Uluyan kurtlara merak salıyorum. Onları bir an olsun yanımda görmek, sonra içimden geldiğince sıkmak ve öpmek, içimde uyuyanı uyandırdıkları için. Belli belirsiz Öten baykuş ne de sevimli geliyor bana, bir de yönünü bulamadan duvardan duvara çarpan kör yarasalar...

Yürüyorum...

Her iki yanımda başı göğe değen kavaklar. Rüzgârın esintilerine kendini bırakan varaklar. Kendini kör bir boşluğa bırakıp oradan oraya savrulan dingin varaklar. Zümrüdüanka kuşu beliriyor gözlerimin önünde, kucaklamaya kalkışınca kaybolan. Ağlıyorum bir iki damla gözyaşıyla ardından.

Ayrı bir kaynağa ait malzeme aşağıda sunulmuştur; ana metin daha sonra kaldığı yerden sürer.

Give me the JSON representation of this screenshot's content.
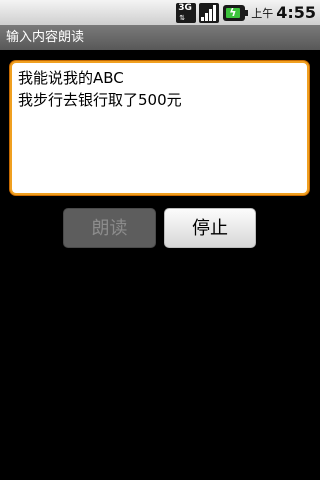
{
  "status_bar": {
    "network_icon": "3g-icon",
    "network_label": "3G",
    "signal_icon": "signal-icon",
    "battery_icon": "battery-charging-icon",
    "ampm": "上午",
    "time": "4:55"
  },
  "title_bar": {
    "title": "输入内容朗读"
  },
  "editor": {
    "lines": [
      "我能说我的ABC",
      "我步行去银行取了500元"
    ],
    "border_color": "#f0a020"
  },
  "buttons": {
    "read_label": "朗读",
    "read_enabled": false,
    "stop_label": "停止",
    "stop_enabled": true
  }
}
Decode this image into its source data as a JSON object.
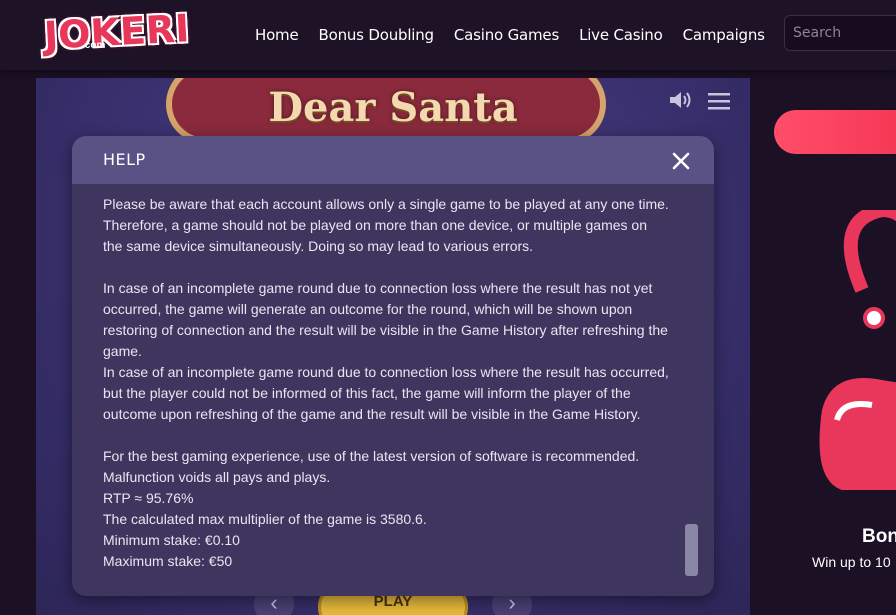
{
  "brand": {
    "logo_text": "JOKERI",
    "logo_sub": ".com"
  },
  "nav": {
    "items": [
      {
        "label": "Home"
      },
      {
        "label": "Bonus Doubling"
      },
      {
        "label": "Casino Games"
      },
      {
        "label": "Live Casino"
      },
      {
        "label": "Campaigns"
      }
    ]
  },
  "search": {
    "placeholder": "Search"
  },
  "game": {
    "title": "Dear Santa",
    "play_label": "PLAY"
  },
  "help_modal": {
    "title": "HELP",
    "paragraphs": [
      "Please be aware that each account allows only a single game to be played at any one time.\nTherefore, a game should not be played on more than one device, or multiple games on\nthe same device simultaneously. Doing so may lead to various errors.",
      "In case of an incomplete game round due to connection loss where the result has not yet\noccurred, the game will generate an outcome for the round, which will be shown upon\nrestoring of connection and the result will be visible in the Game History after refreshing the\ngame.",
      "In case of an incomplete game round due to connection loss where the result has occurred,\nbut the player could not be informed of this fact, the game will inform the player of the\noutcome upon refreshing of the game and the result will be visible in the Game History.",
      "For the best gaming experience, use of the latest version of software is recommended.\nMalfunction voids all pays and plays.",
      "RTP ≈ 95.76%",
      "The calculated max multiplier of the game is 3580.6.",
      "Minimum stake: €0.10",
      "Maximum stake: €50"
    ]
  },
  "promo": {
    "title": "Bon",
    "subtitle": "Win up to 10"
  },
  "colors": {
    "accent": "#e8375a",
    "page_bg": "#1b1024",
    "modal_bg": "#3e365f",
    "modal_header": "#5a5185"
  },
  "icons": [
    "speaker-icon",
    "menu-icon",
    "close-icon",
    "chevron-left-icon",
    "chevron-right-icon"
  ]
}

Karanlık benim için mi, oysa güpegündüz etraf. Her şeyi görebiliyorum, aydınlık karanlıklarda.

Korkmuyorum...

Güçlü ve emin adımlarla ilerliyorum. Uyuyan canlıların sessiz ve boş uykularını bölmek için yürüyorum. Çekirgelerin sesi çınlıyor kulaklarımda. Bir an başımı tutuyorum, kulaklarımı kapatıyorum. Başımı ağrıtıyor bu öldüren sessizliğin ortasındaki vıraklamalar ve çınlamalar. Yerden elime geçen bir iki çakılı önceleri mavi, şimdi kapkara olan göle atıyorum farkında olmadan. Sesler kesiliyor, rahatlıyorum, ama çınlamalar hâlâ beynimi kurcalıyor.

Sıkılıyorum...
İçimdeki sıkıntıyı biliyorum. İsyanın verdiği ağır yükü taşıyorum.

Şimdi ise korkmuyorum!

Şu kör karanlıkların birinde gözlerimi kapatmaktan ve bir daha açamamaktan. Sanki ben yavaş yavaş tükeniyorum. İçimdeki âsi çocuk zamanla çürütmeleri için emir veriyor bedenimin saklı köşelerindeki kurtlara.